El pasado día 13, jueves, hicieron treinta años del fallecimiento de María Teresa León, a la que había conocidoen 1971, cuando el ministerio de la Gobernación me devolvió el pasaporte, después de haber sido privado de libertad durante cinco años, para poder viajar al extranjero. Fui con mi mujer a Roma, recuerdo que pasamos primero por Vallauris, cerca de Cannes, al homenaje que se le tributaba a Picasso en su noventa cumpleaños. Después continuamos viaje a Italia. Llegamos a casa de Rafael Alberti y María Teresa León, en Vía Garibaldi, número 88, en el Trastévere romano. Rafael y María Teresa nos recibieron en la puerta. Les dije: «Hay quien viene a Roma en peregrinación para ver al Papa. Yo vengo también como un peregrino, para veros a vosotros, con recuerdos de mi tío Pedro Ruiz y de Paco Rabal, mi amigo».

Sonreían, estuvimos una semana en Roma, pero apenas si salíamos de su casa. Hablamos mucho. Rafael era muy divertido, siempre lo fue. Yo ya había hablado por teléfono con él y alguna vez nos escribimos; fueron unas jornadas esos días en Roma, muy felices. María Teresa nos dijo que cuando volviera a España entraría en un caballo blanco. No ocurrió así, sino que fue Gabriel Batán, que entonces vivía en Madrid quien la recogió en el aeropuerto para llevarla a su casa. María Teresa era bellísima todavía. Me impresionaron sus ojos, sus hermosos ojos. Entonces le escribí un poema, que aún conservo, como recuerdo de aquellos días inolvidables.
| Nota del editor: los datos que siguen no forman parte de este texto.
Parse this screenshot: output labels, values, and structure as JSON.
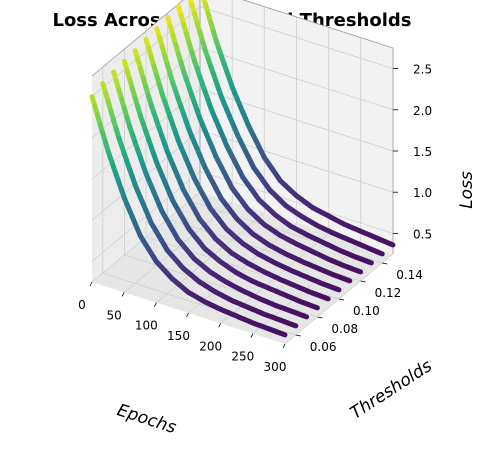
{
  "chart_data": {
    "type": "line",
    "title": "Loss Across Epochs and Thresholds",
    "xlabel": "Epochs",
    "ylabel": "Thresholds",
    "zlabel": "Loss",
    "x_ticks": [
      0,
      50,
      100,
      150,
      200,
      250,
      300
    ],
    "y_ticks": [
      0.06,
      0.08,
      0.1,
      0.12,
      0.14
    ],
    "z_ticks": [
      0.5,
      1.0,
      1.5,
      2.0,
      2.5
    ],
    "x_range": [
      0,
      300
    ],
    "y_range": [
      0.05,
      0.15
    ],
    "z_range": [
      0.25,
      2.75
    ],
    "colormap": "viridis",
    "grid": true,
    "thresholds": [
      0.05,
      0.06,
      0.07,
      0.08,
      0.09,
      0.1,
      0.11,
      0.12,
      0.13,
      0.14,
      0.15
    ],
    "series": [
      {
        "threshold": 0.05,
        "epochs": [
          0,
          25,
          50,
          75,
          100,
          125,
          150,
          175,
          200,
          225,
          250,
          275,
          300
        ],
        "loss": [
          2.5,
          1.9,
          1.4,
          1.0,
          0.75,
          0.6,
          0.5,
          0.45,
          0.42,
          0.4,
          0.38,
          0.37,
          0.36
        ]
      },
      {
        "threshold": 0.06,
        "epochs": [
          0,
          25,
          50,
          75,
          100,
          125,
          150,
          175,
          200,
          225,
          250,
          275,
          300
        ],
        "loss": [
          2.55,
          1.95,
          1.45,
          1.05,
          0.78,
          0.62,
          0.52,
          0.46,
          0.42,
          0.4,
          0.38,
          0.37,
          0.36
        ]
      },
      {
        "threshold": 0.07,
        "epochs": [
          0,
          25,
          50,
          75,
          100,
          125,
          150,
          175,
          200,
          225,
          250,
          275,
          300
        ],
        "loss": [
          2.58,
          1.98,
          1.48,
          1.08,
          0.8,
          0.63,
          0.53,
          0.47,
          0.43,
          0.4,
          0.38,
          0.37,
          0.36
        ]
      },
      {
        "threshold": 0.08,
        "epochs": [
          0,
          25,
          50,
          75,
          100,
          125,
          150,
          175,
          200,
          225,
          250,
          275,
          300
        ],
        "loss": [
          2.6,
          2.0,
          1.5,
          1.1,
          0.82,
          0.64,
          0.54,
          0.47,
          0.43,
          0.41,
          0.39,
          0.37,
          0.36
        ]
      },
      {
        "threshold": 0.09,
        "epochs": [
          0,
          25,
          50,
          75,
          100,
          125,
          150,
          175,
          200,
          225,
          250,
          275,
          300
        ],
        "loss": [
          2.62,
          2.02,
          1.52,
          1.12,
          0.83,
          0.65,
          0.54,
          0.48,
          0.44,
          0.41,
          0.39,
          0.37,
          0.36
        ]
      },
      {
        "threshold": 0.1,
        "epochs": [
          0,
          25,
          50,
          75,
          100,
          125,
          150,
          175,
          200,
          225,
          250,
          275,
          300
        ],
        "loss": [
          2.65,
          2.05,
          1.55,
          1.15,
          0.85,
          0.66,
          0.55,
          0.48,
          0.44,
          0.41,
          0.39,
          0.37,
          0.36
        ]
      },
      {
        "threshold": 0.11,
        "epochs": [
          0,
          25,
          50,
          75,
          100,
          125,
          150,
          175,
          200,
          225,
          250,
          275,
          300
        ],
        "loss": [
          2.67,
          2.07,
          1.57,
          1.17,
          0.86,
          0.67,
          0.55,
          0.48,
          0.44,
          0.41,
          0.39,
          0.37,
          0.36
        ]
      },
      {
        "threshold": 0.12,
        "epochs": [
          0,
          25,
          50,
          75,
          100,
          125,
          150,
          175,
          200,
          225,
          250,
          275,
          300
        ],
        "loss": [
          2.7,
          2.1,
          1.6,
          1.2,
          0.88,
          0.68,
          0.56,
          0.49,
          0.45,
          0.42,
          0.39,
          0.37,
          0.36
        ]
      },
      {
        "threshold": 0.13,
        "epochs": [
          0,
          25,
          50,
          75,
          100,
          125,
          150,
          175,
          200,
          225,
          250,
          275,
          300
        ],
        "loss": [
          2.72,
          2.12,
          1.62,
          1.22,
          0.9,
          0.69,
          0.57,
          0.49,
          0.45,
          0.42,
          0.39,
          0.37,
          0.36
        ]
      },
      {
        "threshold": 0.14,
        "epochs": [
          0,
          25,
          50,
          75,
          100,
          125,
          150,
          175,
          200,
          225,
          250,
          275,
          300
        ],
        "loss": [
          2.74,
          2.14,
          1.64,
          1.24,
          0.91,
          0.7,
          0.57,
          0.5,
          0.45,
          0.42,
          0.4,
          0.38,
          0.36
        ]
      },
      {
        "threshold": 0.15,
        "epochs": [
          0,
          25,
          50,
          75,
          100,
          125,
          150,
          175,
          200,
          225,
          250,
          275,
          300
        ],
        "loss": [
          2.75,
          2.15,
          1.65,
          1.25,
          0.92,
          0.7,
          0.58,
          0.5,
          0.46,
          0.42,
          0.4,
          0.38,
          0.36
        ]
      }
    ]
  }
}
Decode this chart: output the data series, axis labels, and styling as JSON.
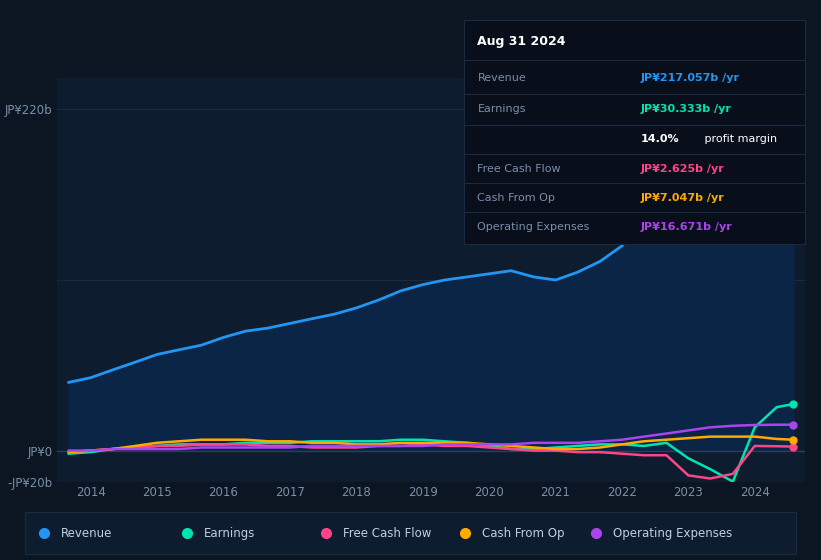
{
  "bg_color": "#0b1622",
  "plot_bg_color": "#0e1c2f",
  "grid_color": "#1a2a40",
  "years": [
    2013.67,
    2014.0,
    2014.33,
    2014.67,
    2015.0,
    2015.33,
    2015.67,
    2016.0,
    2016.33,
    2016.67,
    2017.0,
    2017.33,
    2017.67,
    2018.0,
    2018.33,
    2018.67,
    2019.0,
    2019.33,
    2019.67,
    2020.0,
    2020.33,
    2020.67,
    2021.0,
    2021.33,
    2021.67,
    2022.0,
    2022.33,
    2022.67,
    2023.0,
    2023.33,
    2023.67,
    2024.0,
    2024.33,
    2024.58
  ],
  "revenue": [
    44,
    47,
    52,
    57,
    62,
    65,
    68,
    73,
    77,
    79,
    82,
    85,
    88,
    92,
    97,
    103,
    107,
    110,
    112,
    114,
    116,
    112,
    110,
    115,
    122,
    132,
    148,
    162,
    175,
    188,
    200,
    208,
    215,
    217
  ],
  "earnings": [
    -2,
    -1,
    1,
    2,
    3,
    4,
    4,
    4,
    5,
    5,
    5,
    6,
    6,
    6,
    6,
    7,
    7,
    6,
    5,
    3,
    1,
    1,
    2,
    3,
    4,
    4,
    3,
    5,
    -5,
    -12,
    -20,
    15,
    28,
    30
  ],
  "free_cash_flow": [
    -1,
    0,
    1,
    2,
    3,
    3,
    4,
    4,
    4,
    3,
    3,
    2,
    2,
    2,
    3,
    3,
    4,
    3,
    3,
    2,
    1,
    0,
    0,
    -1,
    -1,
    -2,
    -3,
    -3,
    -16,
    -18,
    -15,
    3,
    2.8,
    2.6
  ],
  "cash_from_op": [
    -1,
    0,
    1,
    3,
    5,
    6,
    7,
    7,
    7,
    6,
    6,
    5,
    5,
    4,
    4,
    5,
    5,
    5,
    5,
    4,
    3,
    2,
    1,
    1,
    2,
    4,
    6,
    7,
    8,
    9,
    9,
    9,
    7.5,
    7
  ],
  "operating_expenses": [
    0,
    0,
    1,
    1,
    1,
    1,
    2,
    2,
    2,
    2,
    2,
    3,
    3,
    3,
    3,
    3,
    3,
    4,
    4,
    4,
    4,
    5,
    5,
    5,
    6,
    7,
    9,
    11,
    13,
    15,
    16,
    16.5,
    16.7,
    16.7
  ],
  "revenue_color": "#2196f3",
  "revenue_fill_color": "#0a2545",
  "earnings_color": "#00e5b0",
  "fcf_color": "#ff4488",
  "cashop_color": "#ffaa00",
  "opex_color": "#aa44ee",
  "ylim_min": -20,
  "ylim_max": 240,
  "xlim_min": 2013.5,
  "xlim_max": 2024.75,
  "yticks": [
    220,
    0,
    -20
  ],
  "ytick_labels": [
    "JP¥220b",
    "JP¥0",
    "-JP¥20b"
  ],
  "xticks": [
    2014,
    2015,
    2016,
    2017,
    2018,
    2019,
    2020,
    2021,
    2022,
    2023,
    2024
  ],
  "info_date": "Aug 31 2024",
  "info_rows": [
    {
      "label": "Revenue",
      "value": "JP¥217.057b /yr",
      "color": "#2196f3"
    },
    {
      "label": "Earnings",
      "value": "JP¥30.333b /yr",
      "color": "#00e5b0"
    },
    {
      "label": "",
      "value": "14.0% profit margin",
      "color": "#ffffff"
    },
    {
      "label": "Free Cash Flow",
      "value": "JP¥2.625b /yr",
      "color": "#ff4488"
    },
    {
      "label": "Cash From Op",
      "value": "JP¥7.047b /yr",
      "color": "#ffaa00"
    },
    {
      "label": "Operating Expenses",
      "value": "JP¥16.671b /yr",
      "color": "#aa44ee"
    }
  ],
  "legend_items": [
    {
      "label": "Revenue",
      "color": "#2196f3"
    },
    {
      "label": "Earnings",
      "color": "#00e5b0"
    },
    {
      "label": "Free Cash Flow",
      "color": "#ff4488"
    },
    {
      "label": "Cash From Op",
      "color": "#ffaa00"
    },
    {
      "label": "Operating Expenses",
      "color": "#aa44ee"
    }
  ]
}
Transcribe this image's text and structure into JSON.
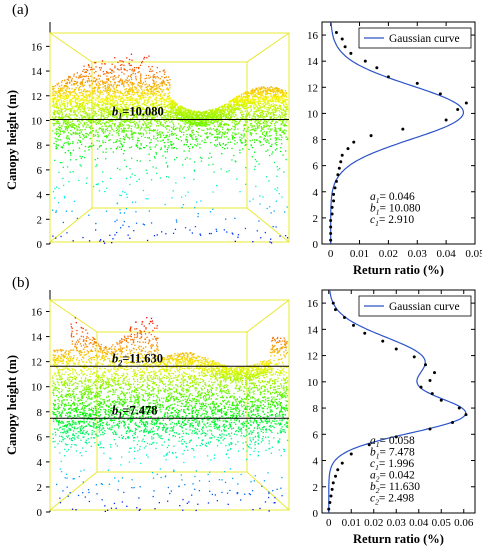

Ahora pienso de todo ello como una fiesta en aquel Garibaldi de la poesía y una Memoria de la melancolía, tal vez el libro de recuerdos más hermoso que exista. La puerta y sus brazos se me abrieron, y sus ojos, los de María Teresa (grandes y sentidos), llenaban la estancia sobre aquella colina. Melancolía peregrina y recuerdo perpetuo de una tibia sombra de nube plateada.

Yo no llevaba plaza, yo no llevaba fuente, ni siquiera un poco de agua, un poco de agua para la sed de una larga memoria. Solo llevaba viejos recuerdos, un pequeño almacén de paisajes en bruma y una foto (muy gastada) de color caramelo, de tierra velada, indefensa, por el tacto de un frío impertinente.

Pero todo, para nosotros, era fiesta. Entre burla inocente y una breve sonrisa de espuma ondulada, caballos andaluces, uno muy blanco, y una oreja labriega del destino clemente. Poesía en el mono azul de los obreros y en la memoria viajera de Velázquez que ellos salvaron de las bombas rebeldes.

Recuerdo aquellos ojos. Nostalgia y geometría pintada en difumino, cromática paleta del candor, estrella no apagada. Lo demás, lo que allí había, Tratévere de libros en el imperio de los gatos sobre el austero bermellón de las paredes.

Sus manos eran blancas, íntimas, habitadas de un aire singular. Apacible misterio, regocijo sereno y maravilla cumbre de ceniza. El patio, ya sin luz, gozaba en su penumbra. Y, súbitamente, Roma quedaba en un austero patio de concierto en silencio. Dulce presencia. Memoria de una extraña luz que, para siempre, dejaban aquellos ojos en los míos, en mi memoria.